Food Safety News has reported that the Food and Drug Administration (FDA) has confirmed the presence of the euthanasia agent pentobarbital in certain lots of Evanger’s Hunk of Beef product and in certain lots of Against the Grain Pulled Beef with Gravy.  Both the Evanger’s and Against the Grain product were manufactured in the same facility using beef from the same supplier. FMI –

<End of Update>

According to the US Food and Drug Administration website Evanger’s Dog and Cat Food Company of Wheeling, Illinois,  is voluntarily recalling specific lots of its canned “Hunk of Beef” product due to the detection of pentobarbital in one batch of food. Although pentobarbital was detected in a single lot, the company is recalling all related Hunk of Beef products manufactured the week of June 6 through June 13, 2016.

The affected lots numbers that start with 1816E03HB, 1816E04HB, 1816E06HB, 1816E07HB, and 1816E13HB, and have an expiration date of June 2020. You can find the lot number on the bottom of the can.

The second half of the barcode reads 20109, which can be found on the back of the product label.

NOTE: The recall notice does not list this product as having been distributed in Maine. We had the product on our shelves, it is in Maine.

Green Acres Kennel Shop has removed all cans of Evanger’s Hunk of Beef from
our stocks and we are in the process of contacting all clients that have purchased this product since June 1 of 2016.

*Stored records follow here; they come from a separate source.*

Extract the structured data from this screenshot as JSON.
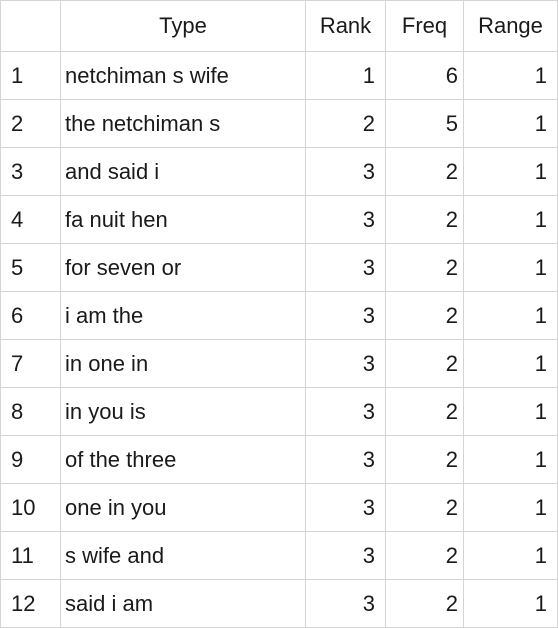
{
  "table": {
    "columns": [
      "",
      "Type",
      "Rank",
      "Freq",
      "Range"
    ],
    "rows": [
      {
        "index": "1",
        "type": "netchiman s wife",
        "rank": "1",
        "freq": "6",
        "range": "1"
      },
      {
        "index": "2",
        "type": "the netchiman s",
        "rank": "2",
        "freq": "5",
        "range": "1"
      },
      {
        "index": "3",
        "type": "and said i",
        "rank": "3",
        "freq": "2",
        "range": "1"
      },
      {
        "index": "4",
        "type": "fa nuit hen",
        "rank": "3",
        "freq": "2",
        "range": "1"
      },
      {
        "index": "5",
        "type": "for seven or",
        "rank": "3",
        "freq": "2",
        "range": "1"
      },
      {
        "index": "6",
        "type": "i am the",
        "rank": "3",
        "freq": "2",
        "range": "1"
      },
      {
        "index": "7",
        "type": "in one in",
        "rank": "3",
        "freq": "2",
        "range": "1"
      },
      {
        "index": "8",
        "type": "in you is",
        "rank": "3",
        "freq": "2",
        "range": "1"
      },
      {
        "index": "9",
        "type": "of the three",
        "rank": "3",
        "freq": "2",
        "range": "1"
      },
      {
        "index": "10",
        "type": "one in you",
        "rank": "3",
        "freq": "2",
        "range": "1"
      },
      {
        "index": "11",
        "type": "s wife and",
        "rank": "3",
        "freq": "2",
        "range": "1"
      },
      {
        "index": "12",
        "type": "said i am",
        "rank": "3",
        "freq": "2",
        "range": "1"
      }
    ]
  }
}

You can read the entire FDA statement at ( or below.

The FDA Recall Statement

Out of an abundance of caution, Evanger’s Dog & Cat Food of Wheeling, IL is voluntarily recalling specific lots of its Hunk of Beef product because of a potential contaminant Pentobarbital, which was detected in one lot of Hunk of Beef Au Jus. Pentobarbital can affect animals that ingest it, and possibly cause side effects such as drowsiness, dizziness, excitement, loss of balance, or nausea, or in extreme cases, possibly death.

The specifically-identified lot numbers (as detailed below) of cans of 12-oz Hunk of Beef being voluntarily recalled were distributed to retail locations and sold online in the following States: Washington, California, Minnesota, Illinois, Indiana, Michigan, Wisconsin, Ohio, Pennsylvania, New York, Massachusetts, Maryland, South Carolina, Georgia, and Florida, and were manufactured the week of June 6 – June 13, 2016.

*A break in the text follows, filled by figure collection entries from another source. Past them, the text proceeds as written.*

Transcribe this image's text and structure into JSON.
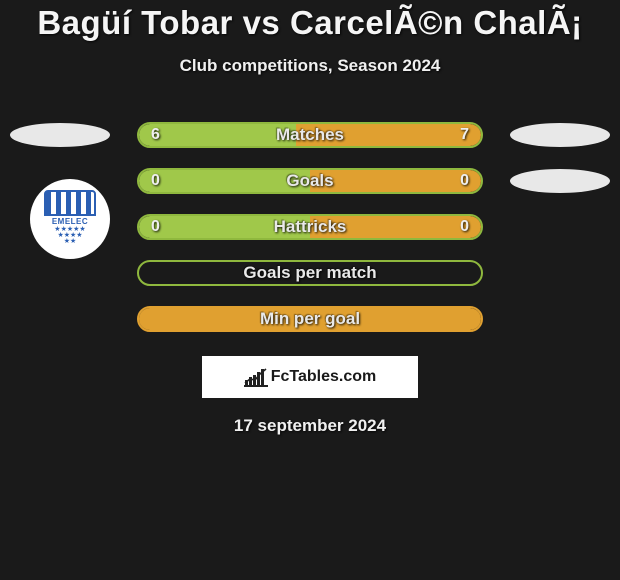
{
  "title": "Bagüí Tobar vs CarcelÃ©n ChalÃ¡",
  "subtitle": "Club competitions, Season 2024",
  "date": "17 september 2024",
  "footer_brand": "FcTables.com",
  "club_badge_text": "EMELEC",
  "colors": {
    "background": "#1a1a1a",
    "left_fill": "#a0c84a",
    "border_green": "#8fb83e",
    "right_fill": "#e0a030",
    "accent_dark": "#2e2e2e"
  },
  "stats": [
    {
      "label": "Matches",
      "left_value": "6",
      "right_value": "7",
      "left_pct": 46,
      "right_pct": 54,
      "show_left_oval": true,
      "show_right_oval": true,
      "border_color": "#8fb83e"
    },
    {
      "label": "Goals",
      "left_value": "0",
      "right_value": "0",
      "left_pct": 50,
      "right_pct": 50,
      "show_left_oval": false,
      "show_right_oval": true,
      "border_color": "#8fb83e"
    },
    {
      "label": "Hattricks",
      "left_value": "0",
      "right_value": "0",
      "left_pct": 50,
      "right_pct": 50,
      "show_left_oval": false,
      "show_right_oval": false,
      "border_color": "#8fb83e"
    },
    {
      "label": "Goals per match",
      "left_value": "",
      "right_value": "",
      "left_pct": 0,
      "right_pct": 0,
      "show_left_oval": false,
      "show_right_oval": false,
      "border_color": "#8fb83e"
    },
    {
      "label": "Min per goal",
      "left_value": "",
      "right_value": "",
      "left_pct": 0,
      "right_pct": 100,
      "show_left_oval": false,
      "show_right_oval": false,
      "border_color": "#e0a030"
    }
  ]
}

Although pentobarbital was detected in a single lot, Evangers is voluntarily recalling Hunk of Beef products that were manufactured the same week, with lot numbers that start with 1816E03HB, 1816E04HB, 1816E06HB, 1816E07HB, and 1816E13HB, and have an expiration date of June 2020. The second half of the barcode reads 20109, which can be found on the back of the product label.

The subject recall affects 5 lots of food that were produced from its supplier’s lot of beef, which is specifically used for the Hunk of Beef product and no other products. To date, it has been reported that five dogs became ill and 1 of the five dogs passed away after consuming the product with lot number 1816E06HB13. Evanger’s is proactively issuing a recall voluntarily so as not to risk potential exposure to pentobarbital in the product.

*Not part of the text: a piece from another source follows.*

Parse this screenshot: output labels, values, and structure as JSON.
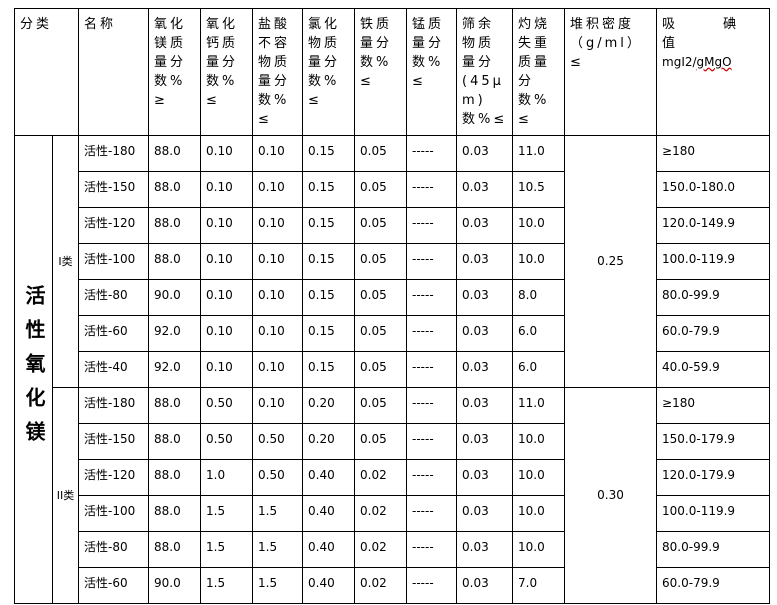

All Evanger’s suppliers of meat products are USDA approved. This beef supplier provides us with beef chunks from cows that are slaughtered in a USDA facility. We continue to investigate how this substance entered our raw material supply.

Because we source from suppliers of meat products that are USDA approved, and no other products have had any reported problems, we are not extending the recall to other supplier lots. This is the first recall for Evanger’s in its 82 years of manufacturing. Although it has been verified that little or no product remains on store shelves, if consumers still have cans with the aforementioned lot numbers, he or she should return it to the place of purchase for a full refund. Consumers with questions may contact the company at 1-847-537-0102 between 10:00 AM – 5:00 PM Central Time, Monday – Friday.